Are lattice operations continuous in the Lipschitz norm?

Question

Denote by $Lip_0(X)$ the set of all Lipschitz functions on a metric space $X$ vanishing at some base point $e \in X$. The norm in $Lip_0$ is defined as fololows $$ \|f\|_{Lip_0} := Lip(f), $$ where $Lip(f)$ denotes the Lipschitz constant. With pointwise operations $f \vee g := \max\{f,g\}$ and $f \wedge g := \min\{f,g\}$ the space $Lip_0$ becomes a Lipschitz lattice, in which the following condition holds $$ \|f \vee g\|_{Lip_0} \leq \max\{\|f\|_{Lip_0},\|g\|_{Lip_0}\}. $$ The Banach lattice condition $|f| \leq |g| \implies \|f\| \leq \|g\|$, however, fails. (Nik Weaver. Lipschitz Algebras, 2nd ed.)

Question. Are operations $f_+ := f \vee 0$, $f_- := (-f) \vee 0$ and $|f| := f \vee (-f)$ continuous in the $Lip_0$ norm, i.e. does, e.g., $$ \|f_+ - g_+\|_{Lip_0} \leq C\|f - g\|_{Lip_0} $$ hold?

I have searched a lot for either a proof or a counterexample, but couldn't find anything. Any help will be appreciated.

Answer 1

No, the lattice operations are not continuous, in general.
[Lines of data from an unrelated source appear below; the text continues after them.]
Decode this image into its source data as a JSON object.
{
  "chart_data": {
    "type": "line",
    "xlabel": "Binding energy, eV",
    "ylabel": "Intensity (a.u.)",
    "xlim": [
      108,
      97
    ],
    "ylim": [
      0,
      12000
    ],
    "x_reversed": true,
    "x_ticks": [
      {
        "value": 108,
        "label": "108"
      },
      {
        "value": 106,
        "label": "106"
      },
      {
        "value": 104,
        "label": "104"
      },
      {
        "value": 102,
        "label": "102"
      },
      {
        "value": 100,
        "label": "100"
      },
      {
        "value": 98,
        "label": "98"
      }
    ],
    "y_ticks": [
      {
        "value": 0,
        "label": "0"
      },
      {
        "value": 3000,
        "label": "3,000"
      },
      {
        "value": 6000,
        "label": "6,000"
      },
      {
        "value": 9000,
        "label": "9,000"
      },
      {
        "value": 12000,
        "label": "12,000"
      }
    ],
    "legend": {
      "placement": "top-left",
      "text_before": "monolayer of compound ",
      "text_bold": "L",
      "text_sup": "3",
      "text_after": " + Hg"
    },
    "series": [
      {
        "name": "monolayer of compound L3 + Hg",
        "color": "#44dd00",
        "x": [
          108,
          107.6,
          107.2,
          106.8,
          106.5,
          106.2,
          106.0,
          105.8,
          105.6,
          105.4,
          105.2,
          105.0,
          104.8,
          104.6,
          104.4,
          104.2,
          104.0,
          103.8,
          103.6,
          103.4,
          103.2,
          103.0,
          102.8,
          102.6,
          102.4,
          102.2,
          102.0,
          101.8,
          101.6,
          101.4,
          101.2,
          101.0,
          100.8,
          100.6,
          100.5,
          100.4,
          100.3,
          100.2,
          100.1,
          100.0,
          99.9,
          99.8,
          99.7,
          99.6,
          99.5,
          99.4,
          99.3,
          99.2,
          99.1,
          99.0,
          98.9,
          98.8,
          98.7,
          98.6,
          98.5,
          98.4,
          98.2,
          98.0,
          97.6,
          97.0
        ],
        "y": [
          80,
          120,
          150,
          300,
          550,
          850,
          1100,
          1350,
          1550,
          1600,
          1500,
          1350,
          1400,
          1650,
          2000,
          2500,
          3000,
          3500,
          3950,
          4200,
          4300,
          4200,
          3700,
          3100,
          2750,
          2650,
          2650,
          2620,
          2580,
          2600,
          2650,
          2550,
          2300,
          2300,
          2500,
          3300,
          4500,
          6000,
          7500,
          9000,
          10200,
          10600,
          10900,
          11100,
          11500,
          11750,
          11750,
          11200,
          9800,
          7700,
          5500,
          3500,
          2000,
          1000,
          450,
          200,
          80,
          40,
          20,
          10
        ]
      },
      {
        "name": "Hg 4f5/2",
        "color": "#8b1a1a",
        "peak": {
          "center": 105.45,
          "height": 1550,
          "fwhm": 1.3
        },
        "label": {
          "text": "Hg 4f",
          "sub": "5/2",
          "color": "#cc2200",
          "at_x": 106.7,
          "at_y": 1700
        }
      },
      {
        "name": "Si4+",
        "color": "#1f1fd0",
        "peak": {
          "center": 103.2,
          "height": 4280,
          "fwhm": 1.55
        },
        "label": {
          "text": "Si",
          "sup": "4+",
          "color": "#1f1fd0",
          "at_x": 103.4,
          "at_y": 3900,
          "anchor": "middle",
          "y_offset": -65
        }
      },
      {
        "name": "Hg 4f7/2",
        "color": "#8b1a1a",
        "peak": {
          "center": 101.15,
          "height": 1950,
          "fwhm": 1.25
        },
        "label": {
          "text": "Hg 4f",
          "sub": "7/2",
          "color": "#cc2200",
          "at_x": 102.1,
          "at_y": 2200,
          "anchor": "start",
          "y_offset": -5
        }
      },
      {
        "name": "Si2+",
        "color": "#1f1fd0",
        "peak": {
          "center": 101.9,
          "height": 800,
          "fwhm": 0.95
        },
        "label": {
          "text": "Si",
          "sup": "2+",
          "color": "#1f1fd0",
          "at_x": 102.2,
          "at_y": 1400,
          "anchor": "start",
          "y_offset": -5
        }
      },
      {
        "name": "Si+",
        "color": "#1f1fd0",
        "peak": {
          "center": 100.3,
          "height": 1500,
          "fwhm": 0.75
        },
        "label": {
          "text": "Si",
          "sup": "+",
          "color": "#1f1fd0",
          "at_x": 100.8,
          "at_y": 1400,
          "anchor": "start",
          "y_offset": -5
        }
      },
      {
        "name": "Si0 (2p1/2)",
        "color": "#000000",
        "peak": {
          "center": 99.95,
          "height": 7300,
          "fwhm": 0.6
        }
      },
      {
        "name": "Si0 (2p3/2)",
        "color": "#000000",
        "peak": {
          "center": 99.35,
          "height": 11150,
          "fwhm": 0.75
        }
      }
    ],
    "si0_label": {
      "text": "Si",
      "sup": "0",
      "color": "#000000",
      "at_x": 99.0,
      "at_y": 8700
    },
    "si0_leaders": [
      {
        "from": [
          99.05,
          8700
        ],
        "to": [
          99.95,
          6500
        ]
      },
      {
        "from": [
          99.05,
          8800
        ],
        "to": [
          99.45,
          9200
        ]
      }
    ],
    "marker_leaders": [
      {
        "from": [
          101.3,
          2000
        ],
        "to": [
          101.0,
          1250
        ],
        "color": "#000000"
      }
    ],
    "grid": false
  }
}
An easy way to see this is to consider the space of Lipschitz continuous functions on $[0,1]$ (without base point, and the norm being the supremum of the infinity norm and the Lipschitz constant).

Set $f_\varepsilon(x) := x - \varepsilon$ for all $x \in [0,1]$. Then $f_\varepsilon \to f_0$ as $\varepsilon \to 0$, but convergence of the absolute values does not hold.

If you insist on using a base point, add the point $-1$ and set all functions to $0$ there.